Ya hemos hecho mención de las doce sinfonías (nums. 93-104) compuestas por Haydn al final de su carrera para la capital británica, que de alguna manera culminaban el titánico corpus sinfónico del conocido como “padre de la sinfonía”. La Sinfonía n. 45 es muy anterior a su colección londinense, pero se inscribe en lo que Robbins Landon ha calificado como el período de plena maduración del compositor austriaco, entre los años 1771-74. Por entonces Haydn trabajaba como Kapellmaeister para la nobleza Esterházy, y debía suministrar semanalmente nuevas composiciones en diversos géneros para amenizar las veladas de esta melómana dinastía nobiliaria. A esta época pertenecen sus magníficos Seis Cuartetos op. 20, además de un puñado de sinfonías en las que Haydn desplegó una amplísima variedad de técnicas, atmósferas y recursos que acabaron de conducir al incipiente género a su punto de maduración estilística y expresiva que más tarde recogería Beethoven: entre esas técnicas cabe destacar la amplitud y el alcance de los primeros movimientos, la renovada riqueza del material temático, los
sorprendentes avances formales, el perfeccionamiento de los movimientos lentos o la extraordinaria complejidad del juego tonal. Todos esos rasgos pueden apreciarse en la extraordinaria Sinfonía n. 45, compuesta en 1772, año en el que “papá Haydn” cumplía cuarenta años. Se trata de uno de los escasos ejemplos en los que Haydn utiliza una tonalidad menor (mi menor en este caso) para una sinfonía, y en este sentido representa uno de los más acabados ejemplos de la corriente conocida como Sturm und Drang, que amplió considerablemente los límites expresivos en la música instrumental. Durante el período clasicista, la tonalidad menor
estaba reservada para transmitir sentimientos agitados y convulsos, y el primer movimiento de la sinfonía, con sus arpegios menores descendentes en los primeros violines contra notas sincopadas en los segundos violines y acordes sostenidos por el viento son un paradigma del Sturm und Drang musical.

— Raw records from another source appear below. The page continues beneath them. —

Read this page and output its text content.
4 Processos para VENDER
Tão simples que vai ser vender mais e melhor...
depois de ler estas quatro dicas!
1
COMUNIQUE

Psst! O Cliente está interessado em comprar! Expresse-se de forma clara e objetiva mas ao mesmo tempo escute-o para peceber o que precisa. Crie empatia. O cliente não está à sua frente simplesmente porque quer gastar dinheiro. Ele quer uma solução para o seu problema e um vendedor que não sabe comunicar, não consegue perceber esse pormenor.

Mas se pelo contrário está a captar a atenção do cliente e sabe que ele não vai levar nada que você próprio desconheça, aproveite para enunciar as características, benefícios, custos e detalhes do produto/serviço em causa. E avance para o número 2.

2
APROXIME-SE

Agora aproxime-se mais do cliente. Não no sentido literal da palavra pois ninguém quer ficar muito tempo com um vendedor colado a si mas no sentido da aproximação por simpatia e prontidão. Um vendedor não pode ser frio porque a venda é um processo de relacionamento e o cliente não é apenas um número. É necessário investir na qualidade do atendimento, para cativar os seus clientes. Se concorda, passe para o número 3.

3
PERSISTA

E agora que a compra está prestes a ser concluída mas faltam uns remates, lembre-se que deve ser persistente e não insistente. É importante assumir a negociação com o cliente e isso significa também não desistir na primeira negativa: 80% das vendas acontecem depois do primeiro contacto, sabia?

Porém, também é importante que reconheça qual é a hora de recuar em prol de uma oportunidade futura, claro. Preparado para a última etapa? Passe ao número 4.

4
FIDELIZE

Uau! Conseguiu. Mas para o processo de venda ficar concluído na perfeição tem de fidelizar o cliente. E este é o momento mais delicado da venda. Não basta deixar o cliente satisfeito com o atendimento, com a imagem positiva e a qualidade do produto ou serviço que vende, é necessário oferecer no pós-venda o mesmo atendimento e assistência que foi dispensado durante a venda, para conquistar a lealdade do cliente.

Sin embargo, y más allá de las cualidades formales de la obra, la sinfonía ha ganado su celebridad por su subtítulo, “los adioses”, que describe el insólito y celebérrimo final de la pieza. La historia es la siguiente: por regla general, el Príncipe Nicolás Esterházy abandonaba su palacio veraniego de Esterháza, erigido en un remoto paraje de la campiña húngara, a principios del mes de octubre. Era el momento en que los músicos a su servicio podían reunirse de nuevo con sus mujeres e hijos, ya que, con excepción del Kapellmeister Haydn, no se les permitía que trajeran con ellos a sus familias. Pero el verano de 1772 se prolongó más de la cuenta, y a finales de octubre el príncipe y sus invitados permanecían en el palacio. Desesperados y ansiosos por volver a sus hogares, pidieron ayuda a su querido Kapellmeister. El resultado fue la sinfonía Los adioses, en la que el habitual presto final se rompe para dar paso a un largo adagio. En el curso de este último sub-movimiento, un músico tras otro apagaba el candelabro situado junto a su atril y abandonaba la sala portando su instrumento, quedando la obra, en sus últimos
compases, reducida a dos únicos violines, uno de ellos el propio Haydn. Sorprendido al principio, el príncipe Nicolás comprendió la jocosa indirecta, y al parecer dijo: “Está bien, si todos los músicos se van, quizá todos nosotros debemos irnos también”. Y al día siguiente toda la corte abandonó el palacio.